Thankfully, Draper‘s moments of weakness and vulnerability make him a character that you can care for in spite of his flaws (writers can be crafty like that).
One of the intriguing aspects of Mad Men is to understand the characters – specifically Don Draper. By looking at the past, you can understand how Draper became the man he is.
Throughout the seasons we learn more about Draper and his life. We learn that his mother was often cold and emotionally detached. We witness Draper as a 10 year old watch his father die in an accident. From a psychological lens, we can see that these early events likely shaped and hindered his self-esteem. For some, they overcompensate for these feelings fueling narcissism. This may explain some of his narcissistic behaviors.
One question Mad Man poses throughout the season is if people can change. Like most of us, Draper
seems to repeat patterns- either healthy or unhealthy – in his life. An example of this is in the type of relationships he chooses. For instance, his first wife Betty. Betty, like Draper’s mother, is detached, often cold and distant. She tends to be inconsistent in her love and her affection towards Draper. This may partly explain why Draper looked for love and affection outside of his marriage.
After the divorce, he remarries to Megan a person whom appears to provide more warmth and love. A change. However, she also is ambitious and determined. As Megan becomes successful, the relationship falls apart. Draper returns to searching for love from others and as the season ends, he remains alone.
One of the most intriguing aspects of Draper is his rather impulsive behaviors like disappearing without a trace when life becomes stressful. Psychologists use the fancy term of avoidance to explain this type of behavior. Avoidance is a rather ineffective coping mechanism that is often utilized by survivors of trauma (and most would argue that Draper’s life included this). We see this pattern of avoidance constantly in his life. During the Korean War, he takes a new identity, leaving his past and family behind. Throughout the show we witness him excessively drinking to avoid– to a point he is asked to leave his job. He has affairs to escape his marriage. And, when life becomes overwhelming, he vanishes for months. Draper’s avoidance to life and reality is evident in nearly every season. At the end of the season, we witness a tear-jerking phone call between Draper and Peggy. Peggy urges him to return home and back to advertising. “You can come back home,” she urges. Draper usually does.
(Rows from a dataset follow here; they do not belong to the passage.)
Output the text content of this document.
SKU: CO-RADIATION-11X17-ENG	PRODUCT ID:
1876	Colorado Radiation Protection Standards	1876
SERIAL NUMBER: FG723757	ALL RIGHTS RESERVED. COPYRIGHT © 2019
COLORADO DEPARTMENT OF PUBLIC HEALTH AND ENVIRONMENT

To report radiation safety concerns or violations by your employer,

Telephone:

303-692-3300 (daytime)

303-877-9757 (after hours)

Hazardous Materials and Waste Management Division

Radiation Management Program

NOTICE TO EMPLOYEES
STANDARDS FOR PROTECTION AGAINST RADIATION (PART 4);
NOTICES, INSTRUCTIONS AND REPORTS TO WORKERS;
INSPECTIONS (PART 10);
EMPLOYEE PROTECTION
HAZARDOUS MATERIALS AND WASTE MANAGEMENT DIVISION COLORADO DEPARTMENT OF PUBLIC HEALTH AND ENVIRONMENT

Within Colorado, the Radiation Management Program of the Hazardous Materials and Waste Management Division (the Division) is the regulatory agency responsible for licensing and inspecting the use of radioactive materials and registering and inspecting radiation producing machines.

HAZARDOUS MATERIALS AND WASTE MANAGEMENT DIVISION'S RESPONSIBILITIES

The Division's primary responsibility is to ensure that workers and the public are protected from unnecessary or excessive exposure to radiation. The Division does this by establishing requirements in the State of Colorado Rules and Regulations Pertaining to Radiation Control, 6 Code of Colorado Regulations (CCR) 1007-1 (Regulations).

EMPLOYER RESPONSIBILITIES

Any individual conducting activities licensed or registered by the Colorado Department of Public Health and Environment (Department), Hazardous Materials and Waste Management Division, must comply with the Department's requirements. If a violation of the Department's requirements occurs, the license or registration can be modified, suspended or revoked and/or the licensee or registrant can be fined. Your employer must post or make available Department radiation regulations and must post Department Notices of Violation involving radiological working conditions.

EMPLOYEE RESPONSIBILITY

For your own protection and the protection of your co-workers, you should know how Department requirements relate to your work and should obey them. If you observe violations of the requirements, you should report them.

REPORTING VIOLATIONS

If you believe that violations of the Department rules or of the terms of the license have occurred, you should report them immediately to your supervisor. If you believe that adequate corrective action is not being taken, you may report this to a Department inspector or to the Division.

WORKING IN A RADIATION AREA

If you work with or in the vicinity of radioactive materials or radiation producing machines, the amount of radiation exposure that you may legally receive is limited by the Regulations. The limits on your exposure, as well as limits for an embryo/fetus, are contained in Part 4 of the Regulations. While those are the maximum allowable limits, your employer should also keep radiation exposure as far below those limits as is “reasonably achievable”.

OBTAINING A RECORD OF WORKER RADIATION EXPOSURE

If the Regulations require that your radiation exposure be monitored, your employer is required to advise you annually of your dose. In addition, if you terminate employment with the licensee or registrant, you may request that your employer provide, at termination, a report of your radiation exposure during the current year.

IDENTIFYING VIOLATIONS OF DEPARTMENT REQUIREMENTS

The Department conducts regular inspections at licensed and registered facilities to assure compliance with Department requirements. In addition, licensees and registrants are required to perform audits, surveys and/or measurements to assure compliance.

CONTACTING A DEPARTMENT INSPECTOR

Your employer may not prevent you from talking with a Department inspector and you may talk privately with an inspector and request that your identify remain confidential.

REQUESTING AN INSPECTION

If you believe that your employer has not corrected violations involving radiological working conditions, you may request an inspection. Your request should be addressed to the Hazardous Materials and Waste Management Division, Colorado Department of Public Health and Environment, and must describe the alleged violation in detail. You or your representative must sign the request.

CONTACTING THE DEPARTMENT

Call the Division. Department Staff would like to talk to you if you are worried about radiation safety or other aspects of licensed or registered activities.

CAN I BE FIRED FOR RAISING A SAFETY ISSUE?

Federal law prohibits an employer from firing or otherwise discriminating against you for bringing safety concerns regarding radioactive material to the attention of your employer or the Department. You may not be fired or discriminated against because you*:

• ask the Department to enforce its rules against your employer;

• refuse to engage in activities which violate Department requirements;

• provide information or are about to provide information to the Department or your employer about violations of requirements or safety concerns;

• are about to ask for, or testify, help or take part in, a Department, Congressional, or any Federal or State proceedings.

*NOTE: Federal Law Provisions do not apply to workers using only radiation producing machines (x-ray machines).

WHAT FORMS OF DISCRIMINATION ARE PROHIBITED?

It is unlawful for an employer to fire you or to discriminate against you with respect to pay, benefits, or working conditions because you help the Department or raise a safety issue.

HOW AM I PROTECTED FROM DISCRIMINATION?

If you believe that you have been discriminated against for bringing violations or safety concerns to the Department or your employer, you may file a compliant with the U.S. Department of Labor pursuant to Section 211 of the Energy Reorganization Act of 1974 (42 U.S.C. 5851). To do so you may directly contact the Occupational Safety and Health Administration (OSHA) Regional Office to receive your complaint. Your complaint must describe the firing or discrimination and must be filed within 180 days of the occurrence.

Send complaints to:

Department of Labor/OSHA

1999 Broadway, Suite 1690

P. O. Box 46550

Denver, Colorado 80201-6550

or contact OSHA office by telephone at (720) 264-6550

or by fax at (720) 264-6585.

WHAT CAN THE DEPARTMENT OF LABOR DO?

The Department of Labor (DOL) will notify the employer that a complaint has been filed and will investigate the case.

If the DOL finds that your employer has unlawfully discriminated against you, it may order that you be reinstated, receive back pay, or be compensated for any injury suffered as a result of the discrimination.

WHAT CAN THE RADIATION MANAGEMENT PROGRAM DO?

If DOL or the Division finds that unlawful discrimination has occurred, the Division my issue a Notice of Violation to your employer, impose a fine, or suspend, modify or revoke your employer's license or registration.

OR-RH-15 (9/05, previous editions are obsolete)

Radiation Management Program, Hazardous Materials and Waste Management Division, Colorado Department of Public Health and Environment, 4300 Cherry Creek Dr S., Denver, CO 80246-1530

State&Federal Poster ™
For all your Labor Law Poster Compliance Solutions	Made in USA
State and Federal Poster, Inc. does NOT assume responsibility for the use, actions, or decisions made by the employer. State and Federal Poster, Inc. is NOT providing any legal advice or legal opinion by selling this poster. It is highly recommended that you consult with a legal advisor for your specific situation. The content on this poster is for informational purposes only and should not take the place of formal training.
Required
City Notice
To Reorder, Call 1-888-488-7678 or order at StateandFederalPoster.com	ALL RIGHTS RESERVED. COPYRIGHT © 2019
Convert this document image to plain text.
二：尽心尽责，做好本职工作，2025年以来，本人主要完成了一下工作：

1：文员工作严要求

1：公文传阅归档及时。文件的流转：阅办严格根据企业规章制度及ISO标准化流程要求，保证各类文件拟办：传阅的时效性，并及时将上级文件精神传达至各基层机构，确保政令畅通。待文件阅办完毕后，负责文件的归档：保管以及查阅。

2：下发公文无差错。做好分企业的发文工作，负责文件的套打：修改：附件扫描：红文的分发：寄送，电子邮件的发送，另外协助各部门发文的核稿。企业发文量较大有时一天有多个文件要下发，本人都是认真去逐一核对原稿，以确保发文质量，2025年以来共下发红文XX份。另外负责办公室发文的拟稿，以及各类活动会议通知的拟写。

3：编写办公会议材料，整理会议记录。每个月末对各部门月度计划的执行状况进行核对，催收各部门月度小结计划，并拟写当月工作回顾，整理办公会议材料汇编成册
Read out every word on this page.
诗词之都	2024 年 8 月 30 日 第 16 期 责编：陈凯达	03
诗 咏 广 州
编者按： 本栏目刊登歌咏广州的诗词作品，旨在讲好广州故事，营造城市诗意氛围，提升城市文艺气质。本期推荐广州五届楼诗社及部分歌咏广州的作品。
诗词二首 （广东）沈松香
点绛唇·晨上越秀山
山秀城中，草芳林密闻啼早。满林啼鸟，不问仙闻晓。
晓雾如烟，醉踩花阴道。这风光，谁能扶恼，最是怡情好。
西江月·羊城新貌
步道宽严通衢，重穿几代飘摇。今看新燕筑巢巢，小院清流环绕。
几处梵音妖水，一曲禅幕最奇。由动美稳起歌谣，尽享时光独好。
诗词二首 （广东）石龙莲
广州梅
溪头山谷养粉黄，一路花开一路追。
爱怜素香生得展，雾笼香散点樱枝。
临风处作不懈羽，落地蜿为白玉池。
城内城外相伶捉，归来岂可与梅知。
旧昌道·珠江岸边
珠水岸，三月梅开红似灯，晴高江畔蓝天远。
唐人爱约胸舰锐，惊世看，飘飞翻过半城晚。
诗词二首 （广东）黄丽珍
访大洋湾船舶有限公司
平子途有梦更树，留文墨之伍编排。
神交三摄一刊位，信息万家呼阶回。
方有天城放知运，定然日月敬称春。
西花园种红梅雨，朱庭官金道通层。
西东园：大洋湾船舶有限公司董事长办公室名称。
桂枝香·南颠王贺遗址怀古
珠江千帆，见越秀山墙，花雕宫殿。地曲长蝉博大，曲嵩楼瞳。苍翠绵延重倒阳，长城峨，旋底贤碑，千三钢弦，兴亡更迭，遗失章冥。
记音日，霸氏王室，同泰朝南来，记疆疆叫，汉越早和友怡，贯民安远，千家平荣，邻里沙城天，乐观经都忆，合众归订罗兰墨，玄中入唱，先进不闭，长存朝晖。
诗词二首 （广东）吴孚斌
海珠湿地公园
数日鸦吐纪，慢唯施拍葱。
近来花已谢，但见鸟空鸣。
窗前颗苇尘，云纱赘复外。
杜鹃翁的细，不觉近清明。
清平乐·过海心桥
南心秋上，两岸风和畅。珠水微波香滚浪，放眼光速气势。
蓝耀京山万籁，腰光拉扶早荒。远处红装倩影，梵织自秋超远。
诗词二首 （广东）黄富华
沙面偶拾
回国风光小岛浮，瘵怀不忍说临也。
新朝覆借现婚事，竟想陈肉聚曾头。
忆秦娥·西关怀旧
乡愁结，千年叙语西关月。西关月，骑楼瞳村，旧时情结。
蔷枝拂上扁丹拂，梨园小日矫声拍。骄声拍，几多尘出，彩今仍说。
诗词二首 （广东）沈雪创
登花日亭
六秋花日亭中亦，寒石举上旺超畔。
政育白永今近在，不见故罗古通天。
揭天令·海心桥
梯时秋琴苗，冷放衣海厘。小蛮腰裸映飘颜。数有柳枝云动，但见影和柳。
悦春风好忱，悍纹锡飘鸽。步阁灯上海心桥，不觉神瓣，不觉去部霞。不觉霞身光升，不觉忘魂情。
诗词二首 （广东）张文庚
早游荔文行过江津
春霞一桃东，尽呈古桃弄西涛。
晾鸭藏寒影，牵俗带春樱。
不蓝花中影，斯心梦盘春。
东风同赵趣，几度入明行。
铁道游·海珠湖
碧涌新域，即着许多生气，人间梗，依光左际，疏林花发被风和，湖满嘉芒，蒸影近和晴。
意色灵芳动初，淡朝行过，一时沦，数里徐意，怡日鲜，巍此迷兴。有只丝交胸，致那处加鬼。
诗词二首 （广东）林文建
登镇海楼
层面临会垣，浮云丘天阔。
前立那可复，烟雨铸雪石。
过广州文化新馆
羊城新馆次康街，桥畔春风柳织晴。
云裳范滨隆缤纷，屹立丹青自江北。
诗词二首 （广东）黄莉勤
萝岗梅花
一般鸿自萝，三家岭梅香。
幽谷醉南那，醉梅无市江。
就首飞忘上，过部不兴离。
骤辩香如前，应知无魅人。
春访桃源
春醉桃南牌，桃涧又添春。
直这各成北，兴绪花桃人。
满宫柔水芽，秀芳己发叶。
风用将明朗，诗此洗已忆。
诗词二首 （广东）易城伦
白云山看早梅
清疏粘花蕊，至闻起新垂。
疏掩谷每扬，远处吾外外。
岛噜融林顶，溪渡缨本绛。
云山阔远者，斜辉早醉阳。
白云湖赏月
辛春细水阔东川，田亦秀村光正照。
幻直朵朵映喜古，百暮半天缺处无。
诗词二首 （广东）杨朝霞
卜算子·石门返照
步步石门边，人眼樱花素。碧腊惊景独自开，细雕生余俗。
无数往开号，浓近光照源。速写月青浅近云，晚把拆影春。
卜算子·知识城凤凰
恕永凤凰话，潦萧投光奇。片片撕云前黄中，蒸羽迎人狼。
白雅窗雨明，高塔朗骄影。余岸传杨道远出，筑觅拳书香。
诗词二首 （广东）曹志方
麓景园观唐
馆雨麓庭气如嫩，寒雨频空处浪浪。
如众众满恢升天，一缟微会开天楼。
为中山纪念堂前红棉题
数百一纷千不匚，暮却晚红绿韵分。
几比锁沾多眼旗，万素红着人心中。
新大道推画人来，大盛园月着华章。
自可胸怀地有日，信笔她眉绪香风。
The series finale leads us to believe that Draper returned very successfully to advertising after a brief departure. We also potentially see personal growth for Draper. Sorrow and regret for choices that he made. An expressed desire to be a better person. I’d like to think that Don Draper went on to learn and become a better person. And I think that the writers wanted us to leave with a sense of hope and a sense that progress can happen in each of our lives.
Life is often a spiral staircase. We often repeat our patterns – going in circles- but the hope is that we still are making progress. Moving closer to the goal of reaching the peak of what and who we can be. I’m certain Draper will continue taking his steps.